Lease Year definitions also varied – some defined from the Commencement Date while other defined from the Rent Commencement Date.

There were numerous changes. One defined rents as increasing each Lease Year, with Lease Year defined as from the Rent Commencement Date. In this case, the Rent Commencement Date was 5/24/15. The Lease Year was ultimately 6/1-5/31. However, the Offering Memorandum reflected the rent as increasing on 8/1. Why? The seller had inadvertently used 8/1 because the tenant had been granted a 60 day rent abatement at the beginning of the term. 60 days from the Rent Commencement Date. That abatement did not change the Rent Commencement Date and did not change the definition of Lease Year. A two month (every year) acceleration of rent bumps.

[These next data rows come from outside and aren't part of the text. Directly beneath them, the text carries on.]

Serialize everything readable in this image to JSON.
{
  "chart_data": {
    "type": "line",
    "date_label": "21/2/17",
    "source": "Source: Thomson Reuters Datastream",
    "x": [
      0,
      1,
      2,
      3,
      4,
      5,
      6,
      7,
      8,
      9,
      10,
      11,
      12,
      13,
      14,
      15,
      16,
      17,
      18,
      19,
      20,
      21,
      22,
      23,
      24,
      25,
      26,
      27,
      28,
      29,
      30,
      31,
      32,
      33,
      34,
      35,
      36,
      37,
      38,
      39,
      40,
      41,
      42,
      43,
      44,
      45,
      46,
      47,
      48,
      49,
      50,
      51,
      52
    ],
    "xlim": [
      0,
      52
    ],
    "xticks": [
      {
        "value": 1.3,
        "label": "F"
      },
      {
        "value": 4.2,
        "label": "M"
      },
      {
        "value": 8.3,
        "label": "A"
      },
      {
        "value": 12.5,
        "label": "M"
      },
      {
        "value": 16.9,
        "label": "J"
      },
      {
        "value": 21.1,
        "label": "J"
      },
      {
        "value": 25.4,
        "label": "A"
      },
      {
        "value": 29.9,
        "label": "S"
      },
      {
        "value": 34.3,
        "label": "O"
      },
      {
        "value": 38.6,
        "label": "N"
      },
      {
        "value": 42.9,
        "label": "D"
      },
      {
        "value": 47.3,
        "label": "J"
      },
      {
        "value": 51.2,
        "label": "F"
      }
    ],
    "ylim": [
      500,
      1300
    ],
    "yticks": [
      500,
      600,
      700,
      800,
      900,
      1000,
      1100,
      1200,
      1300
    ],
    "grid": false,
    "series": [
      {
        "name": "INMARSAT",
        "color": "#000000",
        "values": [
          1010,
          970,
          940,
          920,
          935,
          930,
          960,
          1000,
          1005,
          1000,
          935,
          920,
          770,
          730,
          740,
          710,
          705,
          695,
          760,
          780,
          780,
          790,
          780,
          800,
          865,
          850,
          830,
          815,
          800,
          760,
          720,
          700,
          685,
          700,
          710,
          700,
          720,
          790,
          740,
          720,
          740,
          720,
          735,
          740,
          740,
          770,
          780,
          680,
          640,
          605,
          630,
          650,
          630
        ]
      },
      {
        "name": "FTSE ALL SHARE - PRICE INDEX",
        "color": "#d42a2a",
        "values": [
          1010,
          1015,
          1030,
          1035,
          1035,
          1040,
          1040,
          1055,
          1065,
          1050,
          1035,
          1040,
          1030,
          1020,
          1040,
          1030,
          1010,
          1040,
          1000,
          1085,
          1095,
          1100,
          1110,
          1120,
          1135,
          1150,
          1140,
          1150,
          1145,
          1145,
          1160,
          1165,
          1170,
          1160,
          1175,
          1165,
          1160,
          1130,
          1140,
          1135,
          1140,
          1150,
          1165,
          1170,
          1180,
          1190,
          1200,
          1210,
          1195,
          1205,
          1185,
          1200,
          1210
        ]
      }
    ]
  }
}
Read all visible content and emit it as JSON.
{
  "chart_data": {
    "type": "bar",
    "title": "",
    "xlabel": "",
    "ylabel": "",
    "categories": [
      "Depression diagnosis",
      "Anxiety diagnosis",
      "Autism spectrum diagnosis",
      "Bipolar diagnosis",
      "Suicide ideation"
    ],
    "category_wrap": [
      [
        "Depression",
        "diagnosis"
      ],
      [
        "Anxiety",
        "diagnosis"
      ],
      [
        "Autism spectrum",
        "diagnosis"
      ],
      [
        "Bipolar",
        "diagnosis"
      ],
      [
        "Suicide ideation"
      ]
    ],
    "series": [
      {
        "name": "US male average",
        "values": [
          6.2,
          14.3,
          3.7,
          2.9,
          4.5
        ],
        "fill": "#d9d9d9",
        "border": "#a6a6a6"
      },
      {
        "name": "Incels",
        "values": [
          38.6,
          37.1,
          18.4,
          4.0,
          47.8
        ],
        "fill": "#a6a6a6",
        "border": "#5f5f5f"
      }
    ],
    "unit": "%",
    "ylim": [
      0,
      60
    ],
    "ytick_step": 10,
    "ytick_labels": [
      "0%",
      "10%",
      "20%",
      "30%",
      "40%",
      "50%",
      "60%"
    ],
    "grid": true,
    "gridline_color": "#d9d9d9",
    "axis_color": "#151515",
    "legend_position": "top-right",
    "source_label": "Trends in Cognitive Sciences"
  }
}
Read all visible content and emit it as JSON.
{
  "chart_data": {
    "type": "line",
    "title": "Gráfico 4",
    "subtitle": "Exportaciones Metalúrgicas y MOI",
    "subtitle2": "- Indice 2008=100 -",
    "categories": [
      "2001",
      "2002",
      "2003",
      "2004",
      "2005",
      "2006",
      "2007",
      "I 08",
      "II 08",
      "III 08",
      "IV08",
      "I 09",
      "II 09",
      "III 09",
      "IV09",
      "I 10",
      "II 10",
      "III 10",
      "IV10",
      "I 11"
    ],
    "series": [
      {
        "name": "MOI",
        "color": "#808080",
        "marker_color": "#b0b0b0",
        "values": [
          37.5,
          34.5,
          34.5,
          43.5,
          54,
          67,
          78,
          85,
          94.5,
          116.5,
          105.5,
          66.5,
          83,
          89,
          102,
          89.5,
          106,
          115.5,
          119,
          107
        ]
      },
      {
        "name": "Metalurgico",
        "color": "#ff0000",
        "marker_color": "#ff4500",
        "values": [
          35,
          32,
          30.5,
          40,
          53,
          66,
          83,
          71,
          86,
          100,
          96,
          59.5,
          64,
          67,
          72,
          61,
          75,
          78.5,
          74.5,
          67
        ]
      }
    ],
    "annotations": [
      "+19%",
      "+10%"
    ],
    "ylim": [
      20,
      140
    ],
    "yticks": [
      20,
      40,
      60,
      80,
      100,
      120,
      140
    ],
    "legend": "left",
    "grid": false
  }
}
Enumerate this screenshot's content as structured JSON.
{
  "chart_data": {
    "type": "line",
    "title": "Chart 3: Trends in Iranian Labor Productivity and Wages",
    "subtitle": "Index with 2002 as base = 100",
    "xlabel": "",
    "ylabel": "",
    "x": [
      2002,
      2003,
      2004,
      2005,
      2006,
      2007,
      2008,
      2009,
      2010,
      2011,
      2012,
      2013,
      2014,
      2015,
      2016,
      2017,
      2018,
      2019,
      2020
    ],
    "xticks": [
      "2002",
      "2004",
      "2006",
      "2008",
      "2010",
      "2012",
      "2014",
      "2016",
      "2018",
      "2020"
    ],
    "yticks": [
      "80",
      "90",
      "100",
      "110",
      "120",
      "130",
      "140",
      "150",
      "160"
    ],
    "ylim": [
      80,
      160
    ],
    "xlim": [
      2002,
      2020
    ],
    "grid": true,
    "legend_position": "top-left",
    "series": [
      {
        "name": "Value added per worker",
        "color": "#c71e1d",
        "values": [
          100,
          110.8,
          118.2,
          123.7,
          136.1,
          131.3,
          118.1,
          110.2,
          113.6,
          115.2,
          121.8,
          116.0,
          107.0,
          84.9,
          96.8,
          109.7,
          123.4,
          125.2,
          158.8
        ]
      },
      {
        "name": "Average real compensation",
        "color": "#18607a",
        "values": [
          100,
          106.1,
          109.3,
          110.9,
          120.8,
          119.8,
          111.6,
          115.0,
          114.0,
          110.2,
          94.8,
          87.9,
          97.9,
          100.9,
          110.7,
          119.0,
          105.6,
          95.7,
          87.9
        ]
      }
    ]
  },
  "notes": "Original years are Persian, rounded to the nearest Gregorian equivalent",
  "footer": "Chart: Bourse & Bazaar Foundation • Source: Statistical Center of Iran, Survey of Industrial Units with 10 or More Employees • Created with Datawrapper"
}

But, out bigger issue was another lease executed 4/24/14, which happened to be the defined Commencement Date. Lease Year was also measured from this Commencement Date – so the first Lease Year was 4/24/14-4/30/15. However, the Rent Commencement Date was ultimately not until 11/24/15. The Term was defined as 10 Lease Years from the Commencement Date. The seller had inadvertently measured from the Rent Commencement Date (both the Lease Year and the Term). The seller was, therefore, presenting the Term as 11/24/15-11/30/25. However, the reality was that the Term actually ran from 4/24/14-4/30/24 – a difference of 19 months!!!

I would venture to guess that the intent was the seller’s presentation. However, without a letter agreement or amendment, the buyer can only count on a Term ending 4/30/24, not 11/30/25.

One funny (to someone who appreciates lease language) was that the bump date of minimum rent did not change. While the term was measured from the Commencement Date and by Lease Year, the rental periods were defined by “Years” from the Rent Commencement Date.

All of these problems were clearly unintentional. But, unintentional or not, lease language has consequences.